EXTRAITS DE QUINQUENNAT

Le clochard étais assis sur une chaise cliente coloniale. Costume trois-pièces déchirés aux extrémités, chaussures de tennis rongées par la marche et le temps, Barbe et cheveux longs. Devant lui, une file de touristes, pour beaucoup d’origine asiatique, attendant l’ouverture pour pénétrer dans un magasin de produits de luxe. Personne ne l’écoutait ni ne le comprenait. Deux vigiles, montagnes de muscles et de menaces, s’approchèrent de lui. 
- Vous devez partir, monsieur. Le clochard ne se démonta pas. 
- Il n’en est pas question, Messieurs. Le trottoir est à tout le monde. Vous n’avez aucun droit sur l’espace public. Toutefois, je comprends bien que ma présence fasse tache dans la belle composition que représentent cette rue et ce magasin aux articles prestigieux. Mais, je n’ai pas l’intention de bouger et je vous fais défense de m’y obliger.
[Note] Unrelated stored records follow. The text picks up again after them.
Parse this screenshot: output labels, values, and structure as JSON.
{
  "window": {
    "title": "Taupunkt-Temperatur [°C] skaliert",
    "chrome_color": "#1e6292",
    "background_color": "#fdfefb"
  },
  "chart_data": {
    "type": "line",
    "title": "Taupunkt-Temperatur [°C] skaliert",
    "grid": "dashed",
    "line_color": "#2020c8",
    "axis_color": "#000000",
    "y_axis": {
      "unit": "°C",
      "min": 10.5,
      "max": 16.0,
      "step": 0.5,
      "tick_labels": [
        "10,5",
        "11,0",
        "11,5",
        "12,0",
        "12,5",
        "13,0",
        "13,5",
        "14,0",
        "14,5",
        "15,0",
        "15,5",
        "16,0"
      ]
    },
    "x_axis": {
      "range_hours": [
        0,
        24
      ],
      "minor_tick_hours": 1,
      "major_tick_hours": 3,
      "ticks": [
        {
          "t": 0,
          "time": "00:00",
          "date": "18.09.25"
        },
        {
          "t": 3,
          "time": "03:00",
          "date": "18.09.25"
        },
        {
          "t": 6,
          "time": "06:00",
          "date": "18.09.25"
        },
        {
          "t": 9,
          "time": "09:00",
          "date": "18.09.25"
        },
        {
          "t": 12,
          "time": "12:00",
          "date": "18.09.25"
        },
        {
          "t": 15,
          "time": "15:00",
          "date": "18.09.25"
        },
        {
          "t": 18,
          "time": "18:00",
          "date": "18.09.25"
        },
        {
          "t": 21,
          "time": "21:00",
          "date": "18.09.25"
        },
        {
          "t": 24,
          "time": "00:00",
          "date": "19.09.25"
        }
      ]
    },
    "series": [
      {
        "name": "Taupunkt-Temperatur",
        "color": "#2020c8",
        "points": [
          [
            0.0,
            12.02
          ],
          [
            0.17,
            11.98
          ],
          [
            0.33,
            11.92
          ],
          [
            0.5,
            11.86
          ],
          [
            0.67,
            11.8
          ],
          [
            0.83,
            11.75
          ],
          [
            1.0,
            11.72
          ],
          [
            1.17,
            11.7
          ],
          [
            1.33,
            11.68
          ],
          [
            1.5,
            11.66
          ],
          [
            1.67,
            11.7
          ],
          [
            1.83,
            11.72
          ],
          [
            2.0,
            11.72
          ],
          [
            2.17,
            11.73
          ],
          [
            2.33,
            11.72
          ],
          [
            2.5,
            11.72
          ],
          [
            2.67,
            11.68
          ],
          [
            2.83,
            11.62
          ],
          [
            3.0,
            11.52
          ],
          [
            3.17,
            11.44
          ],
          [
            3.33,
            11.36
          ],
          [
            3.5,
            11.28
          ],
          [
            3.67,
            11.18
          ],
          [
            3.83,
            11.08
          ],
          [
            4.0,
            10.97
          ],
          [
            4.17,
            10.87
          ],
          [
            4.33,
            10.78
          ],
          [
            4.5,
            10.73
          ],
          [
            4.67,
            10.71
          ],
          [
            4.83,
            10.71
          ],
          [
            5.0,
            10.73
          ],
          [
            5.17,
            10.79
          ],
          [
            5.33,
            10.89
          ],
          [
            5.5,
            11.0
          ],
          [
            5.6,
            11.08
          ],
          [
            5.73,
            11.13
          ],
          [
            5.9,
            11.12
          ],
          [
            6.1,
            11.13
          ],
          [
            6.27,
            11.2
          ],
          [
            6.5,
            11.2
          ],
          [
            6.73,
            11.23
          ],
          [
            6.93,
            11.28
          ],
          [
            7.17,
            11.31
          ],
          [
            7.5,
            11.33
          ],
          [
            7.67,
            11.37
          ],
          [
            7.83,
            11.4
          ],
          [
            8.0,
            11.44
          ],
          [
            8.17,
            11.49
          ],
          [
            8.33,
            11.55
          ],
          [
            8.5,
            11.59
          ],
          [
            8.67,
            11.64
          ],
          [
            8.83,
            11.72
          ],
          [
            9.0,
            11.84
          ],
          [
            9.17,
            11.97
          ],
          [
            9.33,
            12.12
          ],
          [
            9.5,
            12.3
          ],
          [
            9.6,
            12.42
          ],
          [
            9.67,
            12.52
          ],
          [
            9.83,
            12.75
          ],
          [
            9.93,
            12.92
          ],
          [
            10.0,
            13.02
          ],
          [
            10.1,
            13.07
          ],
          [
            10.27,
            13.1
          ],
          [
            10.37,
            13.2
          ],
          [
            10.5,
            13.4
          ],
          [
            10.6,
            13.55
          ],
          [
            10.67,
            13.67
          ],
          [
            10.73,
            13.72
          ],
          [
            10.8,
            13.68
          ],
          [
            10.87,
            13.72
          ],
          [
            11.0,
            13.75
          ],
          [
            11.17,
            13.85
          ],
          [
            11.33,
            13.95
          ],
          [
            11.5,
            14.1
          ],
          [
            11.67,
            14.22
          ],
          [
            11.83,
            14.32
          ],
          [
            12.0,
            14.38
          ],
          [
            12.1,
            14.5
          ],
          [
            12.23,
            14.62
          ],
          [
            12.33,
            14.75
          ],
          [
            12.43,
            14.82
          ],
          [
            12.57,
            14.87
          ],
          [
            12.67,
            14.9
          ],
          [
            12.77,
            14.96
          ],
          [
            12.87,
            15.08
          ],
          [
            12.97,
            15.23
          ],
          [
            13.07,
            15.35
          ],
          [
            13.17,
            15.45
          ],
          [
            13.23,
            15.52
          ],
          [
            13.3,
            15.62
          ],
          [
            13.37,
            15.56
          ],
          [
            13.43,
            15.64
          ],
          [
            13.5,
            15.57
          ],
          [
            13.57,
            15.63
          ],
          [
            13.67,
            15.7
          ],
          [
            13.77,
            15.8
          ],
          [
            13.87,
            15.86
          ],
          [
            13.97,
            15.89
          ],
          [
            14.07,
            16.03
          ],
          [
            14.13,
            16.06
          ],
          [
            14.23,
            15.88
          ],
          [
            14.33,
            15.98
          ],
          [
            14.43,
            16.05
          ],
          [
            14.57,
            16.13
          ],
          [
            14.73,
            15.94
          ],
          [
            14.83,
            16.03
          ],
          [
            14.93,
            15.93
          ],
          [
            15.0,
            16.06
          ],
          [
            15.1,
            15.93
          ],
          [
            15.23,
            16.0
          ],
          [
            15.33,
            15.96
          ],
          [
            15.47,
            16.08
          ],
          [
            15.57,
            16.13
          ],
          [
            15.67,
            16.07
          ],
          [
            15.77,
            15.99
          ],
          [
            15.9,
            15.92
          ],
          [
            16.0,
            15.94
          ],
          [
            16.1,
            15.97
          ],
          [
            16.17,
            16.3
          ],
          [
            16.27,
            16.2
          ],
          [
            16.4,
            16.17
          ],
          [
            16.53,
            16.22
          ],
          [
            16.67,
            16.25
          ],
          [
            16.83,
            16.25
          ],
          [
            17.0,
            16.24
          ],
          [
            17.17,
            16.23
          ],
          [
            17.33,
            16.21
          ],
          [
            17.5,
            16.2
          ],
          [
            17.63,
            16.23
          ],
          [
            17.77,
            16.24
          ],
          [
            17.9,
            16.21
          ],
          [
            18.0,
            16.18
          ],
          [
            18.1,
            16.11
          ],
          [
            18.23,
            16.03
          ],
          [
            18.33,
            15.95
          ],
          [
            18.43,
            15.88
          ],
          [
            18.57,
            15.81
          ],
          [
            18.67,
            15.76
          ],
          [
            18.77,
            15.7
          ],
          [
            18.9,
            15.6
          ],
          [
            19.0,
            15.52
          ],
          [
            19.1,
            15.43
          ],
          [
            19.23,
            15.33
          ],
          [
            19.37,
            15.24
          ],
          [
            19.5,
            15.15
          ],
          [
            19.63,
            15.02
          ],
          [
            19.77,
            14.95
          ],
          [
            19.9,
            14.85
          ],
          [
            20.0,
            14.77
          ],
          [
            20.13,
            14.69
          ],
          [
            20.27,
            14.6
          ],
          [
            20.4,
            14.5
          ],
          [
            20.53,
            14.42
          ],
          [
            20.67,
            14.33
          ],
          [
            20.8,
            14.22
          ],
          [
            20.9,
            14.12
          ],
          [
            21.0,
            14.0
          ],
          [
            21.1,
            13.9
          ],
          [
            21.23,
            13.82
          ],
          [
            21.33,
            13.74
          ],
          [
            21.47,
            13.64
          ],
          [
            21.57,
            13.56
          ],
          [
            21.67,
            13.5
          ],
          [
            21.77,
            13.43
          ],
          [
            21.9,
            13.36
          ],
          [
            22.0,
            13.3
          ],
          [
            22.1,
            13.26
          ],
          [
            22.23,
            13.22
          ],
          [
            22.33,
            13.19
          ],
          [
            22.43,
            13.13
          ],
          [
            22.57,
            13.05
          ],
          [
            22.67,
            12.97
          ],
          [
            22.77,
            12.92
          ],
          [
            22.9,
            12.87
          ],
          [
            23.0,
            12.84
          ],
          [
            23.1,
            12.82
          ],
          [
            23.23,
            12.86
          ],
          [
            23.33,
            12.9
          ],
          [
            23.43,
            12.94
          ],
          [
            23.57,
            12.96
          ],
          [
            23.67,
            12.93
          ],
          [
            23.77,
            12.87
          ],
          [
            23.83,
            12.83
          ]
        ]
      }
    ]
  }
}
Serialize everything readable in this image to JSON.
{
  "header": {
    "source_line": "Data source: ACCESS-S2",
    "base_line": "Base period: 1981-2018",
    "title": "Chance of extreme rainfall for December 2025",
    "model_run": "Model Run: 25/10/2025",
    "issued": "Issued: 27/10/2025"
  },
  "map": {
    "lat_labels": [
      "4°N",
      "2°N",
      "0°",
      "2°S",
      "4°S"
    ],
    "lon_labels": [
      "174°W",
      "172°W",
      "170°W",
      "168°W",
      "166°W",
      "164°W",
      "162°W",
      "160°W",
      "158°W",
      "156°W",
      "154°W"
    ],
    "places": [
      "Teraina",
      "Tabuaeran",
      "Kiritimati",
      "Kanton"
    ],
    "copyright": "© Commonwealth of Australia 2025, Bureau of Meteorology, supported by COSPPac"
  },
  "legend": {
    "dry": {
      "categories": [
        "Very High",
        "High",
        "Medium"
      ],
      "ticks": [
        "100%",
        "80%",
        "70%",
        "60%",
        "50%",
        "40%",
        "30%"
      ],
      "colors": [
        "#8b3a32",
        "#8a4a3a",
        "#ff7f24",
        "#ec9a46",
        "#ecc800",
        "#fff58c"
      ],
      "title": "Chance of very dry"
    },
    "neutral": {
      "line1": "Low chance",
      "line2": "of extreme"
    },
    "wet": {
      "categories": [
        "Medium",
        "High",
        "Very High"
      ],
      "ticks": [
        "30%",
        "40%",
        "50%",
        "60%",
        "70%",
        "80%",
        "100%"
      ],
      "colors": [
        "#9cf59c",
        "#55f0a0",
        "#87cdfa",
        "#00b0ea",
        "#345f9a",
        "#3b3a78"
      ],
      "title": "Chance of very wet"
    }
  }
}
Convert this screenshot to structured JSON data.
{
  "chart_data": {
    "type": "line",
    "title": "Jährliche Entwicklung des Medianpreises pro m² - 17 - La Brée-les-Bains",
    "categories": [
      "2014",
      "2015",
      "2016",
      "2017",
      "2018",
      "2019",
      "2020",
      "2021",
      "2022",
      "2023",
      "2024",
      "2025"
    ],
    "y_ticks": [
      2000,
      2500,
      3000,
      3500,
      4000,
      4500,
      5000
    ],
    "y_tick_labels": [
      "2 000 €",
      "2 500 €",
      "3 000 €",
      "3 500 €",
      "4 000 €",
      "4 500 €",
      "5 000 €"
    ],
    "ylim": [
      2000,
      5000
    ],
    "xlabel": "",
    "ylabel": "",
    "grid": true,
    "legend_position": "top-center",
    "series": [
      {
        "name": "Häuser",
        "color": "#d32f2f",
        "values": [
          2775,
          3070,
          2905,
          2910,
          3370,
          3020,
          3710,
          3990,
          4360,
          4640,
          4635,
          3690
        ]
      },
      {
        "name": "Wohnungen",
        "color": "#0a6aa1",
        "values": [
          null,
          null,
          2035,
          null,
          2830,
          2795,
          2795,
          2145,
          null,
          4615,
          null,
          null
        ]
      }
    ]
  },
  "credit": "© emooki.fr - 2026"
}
D’ailleurs, vous remarquerez la contradiction de ma position. Ici, c’est à peu près l’endroit de Paris où les gens donnent le moins. Ici les très riches ne font pas l’aumône, ils ont complètement dépassée l’idée de culpabiliser à cause de leur bien-être indécent. Vous devriez prendre une chaise, on serait mieux pour discuter, parce que là je me tords le cou pour vous parler. Et ne me regardez pas comme ça, sinon j’appelle la police et je vous fais inculper pour recel de détournement de fonds en Afrique, dans les pays arabes et ailleurs, escroquerie aux pauvres et à la classe moyenne et surtout atteinte au bon goût. Vous qui avez l’air sensé, dites-moi sincèrement, ces sacs, ils ne ressemblent à rien. Il faut vraiment que quelqu’un ait décrété leur valeur. D’ailleurs, s’ils n’étaient pas aussi chers, personne n’en voudrait. On achète la distinction sociale, un peu, non ? Vous n’avez pas l’air d’avoir d’opinion, en même temps je vous comprends, on vous paye, alors, dit-il en faisant le geste de se museler. Ces produits sont faits pour vous installer dans une certaine catégorie sociale, sans discussion possible. Ne me parlez pas d’élégance. L’élégance relève de l’esthétique et de l’estime de soi, de sa propre mise en perspective. Ces objets, non. Ils agissent juste comme un signal qui indique votre classe sociale. Vous montrez votre sac et votre montre , et on sait à quel monde vous appartenez. Plus pratique que de déballer son CV, ses relevés de compte en banque, sa déclaration ISF, bof ! Un coup de montre, un coup de sac et ça y est, pas de doute. Pourraient faire un effort, tout de même. Plutôt que du carton bouilli en Chine, pourraient mettre des bons cuirs de cheval, enfin j’y connais rien mais j’ai un certainœil. Vous avez l’air embarrassé.

(...)

- Vous ne pouvez pas rester là, monsieur. Vous comprenez ? 
- Vous me faites de la peine. Dans la position qui est la mienne, voyez-vous, depuis 30 ans que je vis dans la rue, j’ai essayé de maintenir un juste équilibre entre l’impécuniosité radicale dans laquelle je me suis précipité et une certaine dignité de comportement et d’apparence. Que vous n’y soyez pas sensible me chagrine.

(...)

Quelle heure est-il ? Bientôt 10 heures. Je m’arrête à midi, aujourd’hui RTT oblige. Je vais changer de quartier. C’est un vrai métier de mendier. Comme je vous le disais, les riches décomplexés marchent pas. Les très pauvres peuvent pas. Ceux qui donnent sont ceux qui ont peur que la vie les fasse basculer dans mon état. J’observe qu’ils sont de plus en plus nombreux. Plus la crise frappe les gens, plus ils ont peur de se retrouver à la rue, plus ils donnent aux gens comme moi. Mais plus la crise est importante, plus on est dans la rue. Le marché s’élargit, pour reprendre la terminologie de vos patrons, mais nous sommes de plus en plus nombreux à nous le partager.